En 1991, Teresa Sobral Cunha publicó en Portugal una edición en dos volúmenes, atribuyendo el primero al heterónimo ‘Vicente Guedes’, y el segundo a ‘Bernardo Soares’. En 1998, el estudioso norteamericano Richard Zenith, en una nueva edición portuguesa, publicada en España por El Acantilado en 2002, con traducción de Perfecto Cuadrado, vuelve a atribuir toda la obra a Bernardo Soares. En esta edición, Zenith organiza el material alrededor de los textos de la última época, de forma que sirvan de esqueleto a la obra entera. Según Gómez Bedate, en cualquier caso y, dado que Pessoa dejó la obra como un puzzle a ordenar, lo mejor es que salgan ediciones radicalmente diferentes «con la esperanza –al decir de Zenith– de que el lector invente la suya propia». La versión de Crespo, no modificada por él antes de fallecer, ha conocido ya 18 ediciones.

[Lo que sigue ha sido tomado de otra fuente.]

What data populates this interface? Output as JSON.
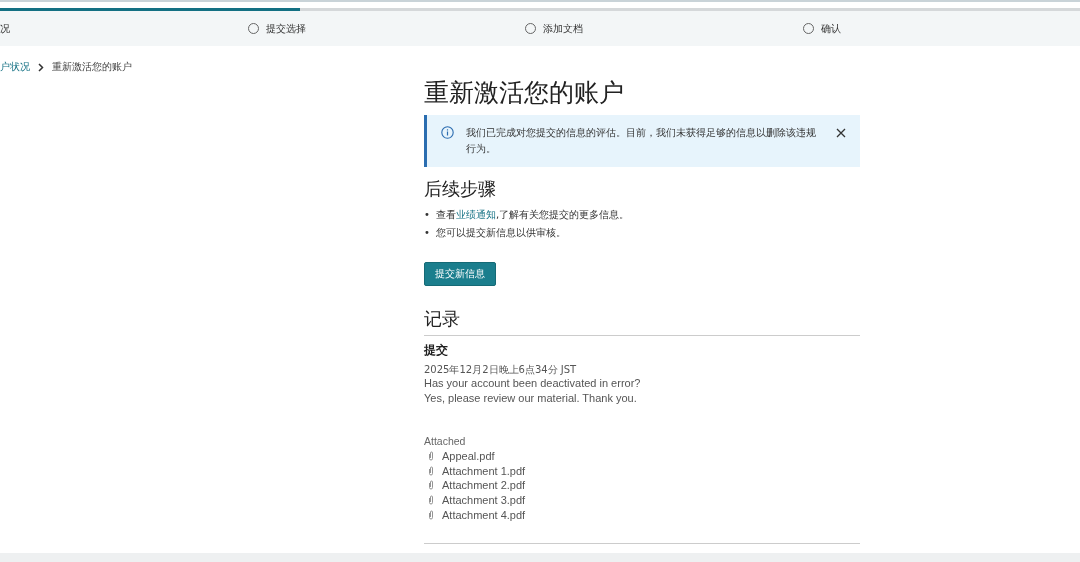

Título original: Livro do Desassossego
Traducción del portugués, organización, introducción y notas de Ángel Crespo
Biografía
Fernando Pessoa nació en Lisboa el 13 de junio de 1888. Su madre, prematuramente viuda, se casó en segundas nupcias con el comandante João Miguel Rosa, que en 1895 fue nombrado cónsul en Durban (África del Sur), donde Pessoa estudió en el convento de West Street y luego en la High School y la Commercial School, y pasó el examen de admisión y la Intermediate Examination de Artes en la Universidad de Ciudad del Cabo. En 1905 Pessoa se trasladó a Lisboa para matricularse en el curso superior de Letras. Traductor, astrólogo, médium, ensayista, vinculado a la vez a la vanguardia literaria y plástica y al ocultismo, Fernando Pessoa debe su extensa y casi enteramente póstuma notoriedad mundial a la vasta y variada obra poética que, firmada por él mismo o atribuida a alguno de sus heterónimos -señaladamente Alberto Caeiro, Ricardo Reis y Alvaro de Campos-, se difundió sobre todo a partir de su fallecimiento en Lisboa el 30 de noviembre de 1935.
INTRODUCCIÓN
Una importante laguna en el conocimiento de uno de los mayores poetas europeos de nuestro tiempo ha sido colmada con la publicación, en 1982, del Livro do Desassossego de Fernando Pessoa, muy esperado desde que, cuarenta años antes, la editorial lisboeta Ática inició, bajo la dirección de João Gaspar Simões y Luis de Montalvor, la edición de las obras completas del creador de los heterónimos; y la expectativa aumentó cuando, en 1961, las ediciones portuenses Arte amp; Cultura dieron a la luz una selección de este mismo libro, muy incompleta por cierto, pero en la que figuraban algunos de sus mejores fragmentos. La historia de la redacción y la publicación del que en adelante llamaremos Libro del desasosiego, a la que en seguida he de referirme, me parece de gran importancia, no sólo desde el punto de vista filológico, sino también desde el punto de vista artístico, y ha condicionado, por supuesto, el trabajo de traductor y publicista en castellano que me ha sido encomendado y en el que tanta devoción y cuidado he puesto.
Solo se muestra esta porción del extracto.